Wednesday, October 2, 2002

WASHINGTON -- Legislation creating a Homeland Security Department to meet terrorist threats was on "life support" Tuesday after the Senate again failed to break an impasse over labor rights affecting thousands of workers who would be transferred.

The legislation was once considered a sure bet to sail through Congress.

The Senate temporarily moved on to other business after Democratic leaders failed by 15 votes to achieve the 60 necessary to bring more than four weeks of debate to a close. Although negotiations were continuing to reach compromise, many lawmakers said the likelihood of a deal was growing dimmer before the Nov. 5 elections.

"I, for one, think the bill's on a life-support system," said Sen. Fred Thompson, R-Tenn. "Unless something happens in the very near future, there will not be a homeland security bill this year."

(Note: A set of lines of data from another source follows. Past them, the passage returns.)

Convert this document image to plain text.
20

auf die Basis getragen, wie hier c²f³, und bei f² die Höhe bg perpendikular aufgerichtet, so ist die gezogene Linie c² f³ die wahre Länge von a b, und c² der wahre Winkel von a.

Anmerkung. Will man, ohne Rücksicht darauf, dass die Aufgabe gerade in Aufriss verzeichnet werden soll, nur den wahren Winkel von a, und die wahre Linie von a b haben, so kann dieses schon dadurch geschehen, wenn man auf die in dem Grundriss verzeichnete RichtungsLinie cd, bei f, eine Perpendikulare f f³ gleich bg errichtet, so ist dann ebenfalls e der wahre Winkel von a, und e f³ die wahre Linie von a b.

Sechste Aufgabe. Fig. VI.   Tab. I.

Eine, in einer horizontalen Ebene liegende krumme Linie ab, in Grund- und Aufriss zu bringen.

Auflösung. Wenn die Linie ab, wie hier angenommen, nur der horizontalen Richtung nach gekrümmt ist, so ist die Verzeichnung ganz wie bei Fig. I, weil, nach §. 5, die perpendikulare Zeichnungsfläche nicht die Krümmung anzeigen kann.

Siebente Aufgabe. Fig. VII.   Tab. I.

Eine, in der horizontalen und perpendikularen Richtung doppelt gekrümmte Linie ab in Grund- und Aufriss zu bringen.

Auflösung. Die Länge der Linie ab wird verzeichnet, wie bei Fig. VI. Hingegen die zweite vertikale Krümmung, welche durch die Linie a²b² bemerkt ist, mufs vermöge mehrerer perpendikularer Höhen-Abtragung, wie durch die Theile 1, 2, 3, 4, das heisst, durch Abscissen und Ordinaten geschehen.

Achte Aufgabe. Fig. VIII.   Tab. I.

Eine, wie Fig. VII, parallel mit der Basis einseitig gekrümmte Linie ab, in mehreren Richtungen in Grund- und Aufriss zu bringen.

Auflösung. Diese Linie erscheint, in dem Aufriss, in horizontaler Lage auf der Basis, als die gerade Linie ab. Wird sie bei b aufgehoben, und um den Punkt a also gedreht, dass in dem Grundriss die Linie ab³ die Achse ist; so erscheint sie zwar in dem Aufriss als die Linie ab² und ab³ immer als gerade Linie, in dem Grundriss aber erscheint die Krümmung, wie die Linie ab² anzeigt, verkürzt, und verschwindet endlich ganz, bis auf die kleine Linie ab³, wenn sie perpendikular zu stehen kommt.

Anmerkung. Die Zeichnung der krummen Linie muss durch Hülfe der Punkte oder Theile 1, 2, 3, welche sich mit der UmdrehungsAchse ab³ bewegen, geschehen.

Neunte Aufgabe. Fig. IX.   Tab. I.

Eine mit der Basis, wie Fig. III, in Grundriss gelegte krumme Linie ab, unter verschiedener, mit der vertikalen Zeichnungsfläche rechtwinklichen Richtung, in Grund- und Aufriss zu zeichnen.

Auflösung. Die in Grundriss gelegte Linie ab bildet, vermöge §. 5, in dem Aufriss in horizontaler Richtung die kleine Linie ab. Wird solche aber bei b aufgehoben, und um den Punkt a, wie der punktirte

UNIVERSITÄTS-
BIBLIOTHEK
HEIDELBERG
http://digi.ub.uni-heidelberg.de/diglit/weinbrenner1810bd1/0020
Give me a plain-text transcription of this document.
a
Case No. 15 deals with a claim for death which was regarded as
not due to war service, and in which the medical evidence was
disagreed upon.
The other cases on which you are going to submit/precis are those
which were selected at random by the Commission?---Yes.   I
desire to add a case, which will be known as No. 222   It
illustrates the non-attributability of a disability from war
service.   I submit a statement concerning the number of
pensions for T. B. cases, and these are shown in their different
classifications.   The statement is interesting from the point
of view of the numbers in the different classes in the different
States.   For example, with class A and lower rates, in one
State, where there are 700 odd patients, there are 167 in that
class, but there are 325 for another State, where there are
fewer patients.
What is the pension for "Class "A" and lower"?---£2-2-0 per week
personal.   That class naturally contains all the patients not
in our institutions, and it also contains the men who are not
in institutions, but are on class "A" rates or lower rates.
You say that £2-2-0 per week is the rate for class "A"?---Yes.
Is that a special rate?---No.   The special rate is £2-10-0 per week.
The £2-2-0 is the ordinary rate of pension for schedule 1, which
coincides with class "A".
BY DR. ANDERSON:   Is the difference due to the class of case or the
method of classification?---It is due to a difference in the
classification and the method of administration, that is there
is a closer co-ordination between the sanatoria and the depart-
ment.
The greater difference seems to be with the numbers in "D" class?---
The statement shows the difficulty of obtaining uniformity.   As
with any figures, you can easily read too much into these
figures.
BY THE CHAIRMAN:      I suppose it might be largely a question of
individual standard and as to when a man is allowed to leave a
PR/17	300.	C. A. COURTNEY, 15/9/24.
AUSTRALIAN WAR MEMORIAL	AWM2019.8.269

Senate Majority Leader Tom Daschle, however, insisted that lawmakers would not abandon the massive government reorganization plan, even raising the possibility that Congress would return after the election to complete the job.

"We're going to stay on this bill and we're going to figure out how to finish it," said Daschle, D-S.D.

White House spokesman Ari Fleischer said President Bush has contacted numerous Republicans and Democrats in an effort to get a deal and said the issue would come up when legislative leaders come to the White House for a Wednesday meeting.

"It would just be unimaginable for the Senate to leave town without having taken action to protect the homeland," Fleischer told reporters.

The central dividing point for Democrats and Republicans remained President Bush's demand for flexibility to hire, fire and deploy the proposed agency's 170,000 workers and for continued authority to waive union bargaining agreements for national security reasons.

Bush and the Republicans say these powers are essential to create a nimble agency that can react quickly to terrorist threats.

Democrats are backing an alternative that includes much of the personnel flexibility Bush wants but imposes conditions he finds unacceptable.

on the president's use of the union national security waiver. Many Democrats say Bush's plan amounts to an assault on union bargaining rights.

Other than that, the two sides are largely in agreement on a measure that would combine 22 existing federal entities into a giant new Cabinet department.